Menschen- vs. Gelsenschwarm

25. Juli 2009

MASCHINENRAUM. Die Kolumne in der “Presse am Sonntag” (20) Kann uns „Schwarm-Intelligenz“ erklären, was wirklich gegen die verdammten Gelsen hilft?

Gelse

Eine Agenturmeldung verhiess unlängst, US-Forscher hätten einen Ionenantrieb entwickelt, der ein Raumschiff in nur 39 Tagen den Mars erreichen lässt. Nun: es muss ja nicht gleich ein Weltraum-Ausflug, ein Kernfusions-Reaktor ohne Nebenwirkungen, die Zeitmaschine oder gar ein niedliches, kostengünstiges Perpetuum Mobile sein, das man sich von unseren Daniel Düsentriebs erwarten würde. Gelegentlich tut’s auch etwas Alltagstaugliches, Handfestes, ganz und gar nicht Abgehobenes. Ein wirksamer Schutz gegen Gelsen etwa. Das wäre eine Erfindung, nach der die Welt schreit (in diesem Sommer lauter denn je), und die ihren Schöpfer umgehend zum Multimilliardär machen würde.

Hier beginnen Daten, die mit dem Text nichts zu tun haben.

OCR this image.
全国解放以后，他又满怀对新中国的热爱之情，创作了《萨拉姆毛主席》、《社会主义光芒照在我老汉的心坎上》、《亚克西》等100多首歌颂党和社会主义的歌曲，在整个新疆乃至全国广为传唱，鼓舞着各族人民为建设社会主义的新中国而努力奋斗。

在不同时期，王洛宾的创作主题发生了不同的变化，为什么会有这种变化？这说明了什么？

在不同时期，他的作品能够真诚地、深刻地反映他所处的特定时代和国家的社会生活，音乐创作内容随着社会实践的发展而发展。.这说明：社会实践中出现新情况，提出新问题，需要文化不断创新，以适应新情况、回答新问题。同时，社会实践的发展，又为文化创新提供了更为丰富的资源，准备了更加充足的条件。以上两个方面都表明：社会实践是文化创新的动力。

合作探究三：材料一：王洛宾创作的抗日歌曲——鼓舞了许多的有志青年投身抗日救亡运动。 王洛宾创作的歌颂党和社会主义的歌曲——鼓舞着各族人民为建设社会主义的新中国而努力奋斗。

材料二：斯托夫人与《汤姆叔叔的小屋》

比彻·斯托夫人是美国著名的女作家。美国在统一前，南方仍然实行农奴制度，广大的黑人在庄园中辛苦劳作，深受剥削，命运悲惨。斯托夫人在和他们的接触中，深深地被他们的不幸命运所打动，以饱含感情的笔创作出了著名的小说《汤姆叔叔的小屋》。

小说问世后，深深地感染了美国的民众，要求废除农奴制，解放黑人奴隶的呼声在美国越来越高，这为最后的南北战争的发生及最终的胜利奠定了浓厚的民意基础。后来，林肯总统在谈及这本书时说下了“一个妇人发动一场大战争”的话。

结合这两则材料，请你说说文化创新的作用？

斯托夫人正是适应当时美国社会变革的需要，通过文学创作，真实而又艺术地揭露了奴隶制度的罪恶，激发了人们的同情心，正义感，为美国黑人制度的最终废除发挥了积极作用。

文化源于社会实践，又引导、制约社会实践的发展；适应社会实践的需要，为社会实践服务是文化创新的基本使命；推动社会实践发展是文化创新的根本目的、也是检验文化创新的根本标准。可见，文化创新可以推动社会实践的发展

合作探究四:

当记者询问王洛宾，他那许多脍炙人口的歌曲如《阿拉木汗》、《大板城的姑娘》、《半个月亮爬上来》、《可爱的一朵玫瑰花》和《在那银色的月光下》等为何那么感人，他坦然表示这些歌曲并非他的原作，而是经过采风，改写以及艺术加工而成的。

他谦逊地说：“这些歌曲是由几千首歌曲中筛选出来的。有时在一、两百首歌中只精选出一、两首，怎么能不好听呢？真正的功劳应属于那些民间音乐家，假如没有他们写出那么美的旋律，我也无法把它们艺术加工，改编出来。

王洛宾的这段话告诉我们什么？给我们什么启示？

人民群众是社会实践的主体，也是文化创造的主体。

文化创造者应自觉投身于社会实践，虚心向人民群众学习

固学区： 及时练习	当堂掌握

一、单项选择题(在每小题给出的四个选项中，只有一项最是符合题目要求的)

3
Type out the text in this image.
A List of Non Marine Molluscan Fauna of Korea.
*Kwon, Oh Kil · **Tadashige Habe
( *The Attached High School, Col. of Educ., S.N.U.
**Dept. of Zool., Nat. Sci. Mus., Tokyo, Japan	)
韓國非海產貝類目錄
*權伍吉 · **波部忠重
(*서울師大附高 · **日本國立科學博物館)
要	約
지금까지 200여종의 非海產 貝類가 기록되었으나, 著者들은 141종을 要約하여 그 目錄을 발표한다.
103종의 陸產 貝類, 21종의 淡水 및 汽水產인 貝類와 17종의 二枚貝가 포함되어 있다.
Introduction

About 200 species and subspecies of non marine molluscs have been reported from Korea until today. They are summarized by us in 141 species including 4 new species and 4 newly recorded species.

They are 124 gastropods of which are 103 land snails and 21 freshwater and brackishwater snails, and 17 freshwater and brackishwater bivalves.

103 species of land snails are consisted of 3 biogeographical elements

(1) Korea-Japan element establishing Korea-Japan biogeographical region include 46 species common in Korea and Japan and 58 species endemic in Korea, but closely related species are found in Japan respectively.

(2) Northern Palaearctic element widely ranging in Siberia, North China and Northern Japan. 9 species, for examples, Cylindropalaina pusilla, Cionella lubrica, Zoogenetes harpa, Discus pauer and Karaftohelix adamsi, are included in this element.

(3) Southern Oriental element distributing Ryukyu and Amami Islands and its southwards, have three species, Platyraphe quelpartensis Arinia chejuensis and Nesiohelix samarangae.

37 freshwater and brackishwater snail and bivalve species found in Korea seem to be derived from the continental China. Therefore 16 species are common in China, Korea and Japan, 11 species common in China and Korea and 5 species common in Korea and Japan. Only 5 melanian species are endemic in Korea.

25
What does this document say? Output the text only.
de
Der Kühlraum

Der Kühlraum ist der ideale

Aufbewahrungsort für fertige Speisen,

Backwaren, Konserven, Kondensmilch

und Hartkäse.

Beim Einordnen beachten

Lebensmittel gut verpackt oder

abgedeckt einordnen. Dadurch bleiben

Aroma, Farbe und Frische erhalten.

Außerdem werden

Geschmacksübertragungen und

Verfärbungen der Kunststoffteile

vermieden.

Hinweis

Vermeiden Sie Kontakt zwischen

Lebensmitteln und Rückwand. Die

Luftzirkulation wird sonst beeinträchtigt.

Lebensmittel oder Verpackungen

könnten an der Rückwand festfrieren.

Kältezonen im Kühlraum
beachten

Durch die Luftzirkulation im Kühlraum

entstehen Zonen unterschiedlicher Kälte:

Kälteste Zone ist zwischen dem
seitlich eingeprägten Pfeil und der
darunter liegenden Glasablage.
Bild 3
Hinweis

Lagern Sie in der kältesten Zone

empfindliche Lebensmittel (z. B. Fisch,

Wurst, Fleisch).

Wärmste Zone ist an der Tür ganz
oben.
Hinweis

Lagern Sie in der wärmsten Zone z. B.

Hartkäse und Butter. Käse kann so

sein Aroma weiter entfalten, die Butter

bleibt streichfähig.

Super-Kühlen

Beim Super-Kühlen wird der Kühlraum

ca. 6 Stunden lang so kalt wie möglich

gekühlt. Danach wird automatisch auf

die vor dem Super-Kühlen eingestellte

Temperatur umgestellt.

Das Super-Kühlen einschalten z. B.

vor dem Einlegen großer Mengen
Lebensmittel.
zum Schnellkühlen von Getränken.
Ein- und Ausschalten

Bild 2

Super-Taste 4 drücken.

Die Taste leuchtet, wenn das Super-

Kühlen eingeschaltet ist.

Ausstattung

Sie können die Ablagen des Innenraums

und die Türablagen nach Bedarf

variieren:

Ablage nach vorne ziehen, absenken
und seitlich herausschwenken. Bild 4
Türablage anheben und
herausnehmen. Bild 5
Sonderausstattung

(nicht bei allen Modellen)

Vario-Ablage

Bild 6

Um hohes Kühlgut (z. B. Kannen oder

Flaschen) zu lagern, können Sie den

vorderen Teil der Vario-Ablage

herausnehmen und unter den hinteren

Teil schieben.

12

Ich meine, nebstbei, einen wirklich wirksamen Schutz gegen die lästigen Blutsauger. Hausmittelchen aus Grossmutters Erbschatz, wie Essigeinreibungen oder Katzenminze, mögen ja ein wenig helfen. Und sei es nur als Placebo. Gelsenstecker, Radiofrequenzen für hochfrequente Töne, UV-Lampen und sonstiger Technik-Schnickschnack tut es meist nicht. Oder täusche ich mich?

Neulich hat man mir eines dieser „Bite Away“-Geräte empfohlen, erhältlich um knapp 30 Euro in jeder besseren Apotheke. Es soll zwar nicht präventiv gegen Insektenstiche wirken, die Folgen von Bissen und Stichen aber unmittelbar lindern. Und zwar durch lokale Erhitzung und Zersetzung der Eiweissmoleküle des Gifts, das die Biester in wandelnde Blutkonserven wie unsereins injizieren. Und, wirkt’s? Ich bin mir (noch) nicht sicher. Irgendwie ja, der kurze Hitzeschmerz scheint jeglichen Juckreiz zu übertönen. Anderseits kratze ich mich dennoch unablässig, „Bite Away“ hin oder her.

Nun taucht ja der Begriff „Schwarm“ in letzter Zeit nicht nur im Zusammenhang mit Gelsen auf. Sondern auch mit Menschen. Präziser: „Digital Natives“. Also Leute wie Du und ich, die ihre Nase gern ins Internet stecken. Damit zu einem kleinen Experiment 2.0: zapfen wir doch die kollektive Intelligenz und Erfahrung dieses Menschenschwarms an (warum soll „Die Presse am Sonntag“ nicht können, was Facebook & Co. vormachen?). Ich frage Sie also, egal ob Atomphysiker, Astrobiologin oder Hausfrau: hilft „Bite Away“? Oder ist es Humbug? Antworten nächste Woche an dieser Stelle. Die Erlösung durch „Crowd Sourcing“ mag ich aber auch nicht garantieren.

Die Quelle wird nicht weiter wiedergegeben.